If someone could point me to some reads that you consider *essential* that would be awesome. Even if I never become a breeder (i most likely will not) I want to be a little more proficient at studying a pedigree for my next pup. Better yet, if anyone wants to just share experiences how they got started, their biggest challenge, what one lesson they wish they knew prior to doing it, that would be cool as well. 

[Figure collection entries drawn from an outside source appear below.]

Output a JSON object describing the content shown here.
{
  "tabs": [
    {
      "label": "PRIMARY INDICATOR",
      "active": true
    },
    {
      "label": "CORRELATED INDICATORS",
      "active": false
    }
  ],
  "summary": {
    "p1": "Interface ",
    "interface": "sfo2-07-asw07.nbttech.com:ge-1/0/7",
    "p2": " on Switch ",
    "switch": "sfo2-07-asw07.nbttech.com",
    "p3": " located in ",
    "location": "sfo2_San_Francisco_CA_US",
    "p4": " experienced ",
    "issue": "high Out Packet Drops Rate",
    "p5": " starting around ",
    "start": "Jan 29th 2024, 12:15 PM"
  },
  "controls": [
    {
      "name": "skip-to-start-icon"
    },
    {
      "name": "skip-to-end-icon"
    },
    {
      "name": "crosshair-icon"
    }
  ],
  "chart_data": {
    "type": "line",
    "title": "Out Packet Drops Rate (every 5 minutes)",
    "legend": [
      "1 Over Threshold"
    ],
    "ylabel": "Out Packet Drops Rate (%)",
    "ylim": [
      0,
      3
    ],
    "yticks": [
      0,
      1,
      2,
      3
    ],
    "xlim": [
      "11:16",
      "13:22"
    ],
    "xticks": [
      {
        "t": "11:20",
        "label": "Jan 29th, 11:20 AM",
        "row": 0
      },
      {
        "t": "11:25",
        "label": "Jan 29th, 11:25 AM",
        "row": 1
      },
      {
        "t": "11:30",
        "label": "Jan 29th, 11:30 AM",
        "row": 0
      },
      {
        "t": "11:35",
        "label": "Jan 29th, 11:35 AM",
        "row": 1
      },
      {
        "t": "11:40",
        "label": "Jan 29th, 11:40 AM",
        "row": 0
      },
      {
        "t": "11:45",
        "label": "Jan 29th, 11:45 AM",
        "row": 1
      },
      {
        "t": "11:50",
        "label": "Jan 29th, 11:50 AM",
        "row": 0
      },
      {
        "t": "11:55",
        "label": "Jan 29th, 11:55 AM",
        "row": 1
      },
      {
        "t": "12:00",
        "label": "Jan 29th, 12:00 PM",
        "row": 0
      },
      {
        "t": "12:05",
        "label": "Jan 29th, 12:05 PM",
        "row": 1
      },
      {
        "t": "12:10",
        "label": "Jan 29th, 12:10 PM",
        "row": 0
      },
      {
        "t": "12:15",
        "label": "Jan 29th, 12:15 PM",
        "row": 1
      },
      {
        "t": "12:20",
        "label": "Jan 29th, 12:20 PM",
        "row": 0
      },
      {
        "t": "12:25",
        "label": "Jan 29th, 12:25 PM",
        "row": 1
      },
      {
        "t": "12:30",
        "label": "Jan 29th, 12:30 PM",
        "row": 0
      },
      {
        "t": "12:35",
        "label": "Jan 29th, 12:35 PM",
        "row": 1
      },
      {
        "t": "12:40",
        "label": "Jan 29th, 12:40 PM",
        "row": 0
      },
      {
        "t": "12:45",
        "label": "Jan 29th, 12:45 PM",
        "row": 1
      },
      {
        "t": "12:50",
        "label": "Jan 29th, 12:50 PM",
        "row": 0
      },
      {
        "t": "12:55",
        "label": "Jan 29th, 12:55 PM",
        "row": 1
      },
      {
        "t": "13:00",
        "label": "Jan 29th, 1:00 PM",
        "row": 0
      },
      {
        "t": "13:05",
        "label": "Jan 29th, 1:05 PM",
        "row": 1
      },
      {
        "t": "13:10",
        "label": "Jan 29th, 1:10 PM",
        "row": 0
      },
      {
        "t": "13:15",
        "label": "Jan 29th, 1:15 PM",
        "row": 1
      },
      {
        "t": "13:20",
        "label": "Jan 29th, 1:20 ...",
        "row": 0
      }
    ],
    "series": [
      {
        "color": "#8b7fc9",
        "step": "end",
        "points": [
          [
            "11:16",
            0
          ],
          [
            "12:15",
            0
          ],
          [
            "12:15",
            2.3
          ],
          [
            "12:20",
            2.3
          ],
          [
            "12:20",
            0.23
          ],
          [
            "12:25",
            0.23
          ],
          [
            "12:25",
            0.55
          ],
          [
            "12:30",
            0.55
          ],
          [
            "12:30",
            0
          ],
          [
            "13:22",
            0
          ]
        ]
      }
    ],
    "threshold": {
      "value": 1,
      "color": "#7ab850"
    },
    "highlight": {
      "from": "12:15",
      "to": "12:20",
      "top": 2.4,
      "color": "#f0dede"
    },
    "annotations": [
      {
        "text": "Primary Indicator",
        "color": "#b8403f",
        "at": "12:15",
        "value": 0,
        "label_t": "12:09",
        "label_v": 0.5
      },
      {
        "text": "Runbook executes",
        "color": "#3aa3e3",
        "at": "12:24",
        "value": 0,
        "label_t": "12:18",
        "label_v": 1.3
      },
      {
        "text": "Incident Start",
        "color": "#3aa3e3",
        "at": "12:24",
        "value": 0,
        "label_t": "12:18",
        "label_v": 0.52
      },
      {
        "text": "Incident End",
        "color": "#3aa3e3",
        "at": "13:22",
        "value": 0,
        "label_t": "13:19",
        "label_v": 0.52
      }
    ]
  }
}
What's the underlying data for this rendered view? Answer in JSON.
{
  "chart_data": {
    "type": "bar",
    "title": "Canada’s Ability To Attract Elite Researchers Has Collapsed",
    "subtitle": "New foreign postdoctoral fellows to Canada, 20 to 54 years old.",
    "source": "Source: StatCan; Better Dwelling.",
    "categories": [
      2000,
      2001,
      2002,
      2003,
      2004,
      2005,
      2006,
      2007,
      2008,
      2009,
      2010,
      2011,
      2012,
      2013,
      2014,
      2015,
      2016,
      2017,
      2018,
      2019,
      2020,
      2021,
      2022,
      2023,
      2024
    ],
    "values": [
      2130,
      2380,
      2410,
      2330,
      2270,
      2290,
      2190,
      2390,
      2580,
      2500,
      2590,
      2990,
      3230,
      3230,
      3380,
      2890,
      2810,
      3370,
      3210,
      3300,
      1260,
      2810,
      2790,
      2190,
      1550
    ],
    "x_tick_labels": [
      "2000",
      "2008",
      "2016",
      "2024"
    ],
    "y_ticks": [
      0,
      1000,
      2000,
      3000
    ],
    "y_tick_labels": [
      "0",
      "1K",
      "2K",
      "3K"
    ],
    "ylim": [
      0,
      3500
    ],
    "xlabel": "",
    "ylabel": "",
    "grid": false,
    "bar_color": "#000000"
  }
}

This is just for the sake of healthy discussion. I do not want to breed my current girl. I am not one of those people that's like "aww, having puppies will be fun!" I'm talking about a possible JOB when I am older, not some side project that only gets limited time, this would be only if I do not work elsewhere and had ALL DAY to work dogs and care for them properly.

so again, just discussion


----------



## Liesje (Mar 4, 2007)

My situation is a little different since I own a male (stud) and have no plans to get and breed a female dog, but I do have someone local that agreed to be my "mentor". I can ask her the more nitty gritty questions about breeding. She has decades of experience with GSDs and other working breeds. I can call her anytime and she would come over or meet me if I was unsure about something, or was boarding a female to be bred and wanted more experienced supervision, or anything like that. I met her just by bumping into each other a few times at local dog clubs and working dog events.


----------



## cliffson1 (Sep 2, 2006)

The first thing I would recommend first is to acquire the German Shepherd in Word and Picture and truly understand what the breed should be without the negative influence of lines. Study the traits and characteristics of the dogs in the sixties and seventies that were prominent so that you can understand the strengths and weaknesses from which the ( lines) of today have evolved. Find someone you can have long conversations with( mentor) who will give you insights into the breed and other aspects....shy away from those that can only talk about their limited dogs, you need a mentor that has engaged with different venues in the breed and has seen and been involved with others both nationally and internationally. This may seem daunting, but I could list 5 to 10 people on this forum alone.....and there are many more out in the GS world.....finally it takes years and years of commitment bordering on obsession, but time is on your side....lol
Good Luck!


----------



## Andaka (Jun 29, 2003)

Last I knew, there were 3 Schutzhund clubs in the St. Louis area. And there are tons of dog events in the area. Many of them are held at Purina Farms -- herding, agility, obedience, conformation. Look on their website for a list of events.


----------



## holland (Jan 11, 2009)




----------



## Liesje (Mar 4, 2007)

Flyball tournament of champions (nationals) will be at Purina Farms in a few weeks!


----------



## Andaka (Jun 29, 2003)

Liesje said:


> Flyball tournament of champions (nationals) will be at Purina Farms in a few weeks!


Will you be there?


----------



## Liesje (Mar 4, 2007)

Yes, Nikon's team qualified so he will be competing


----------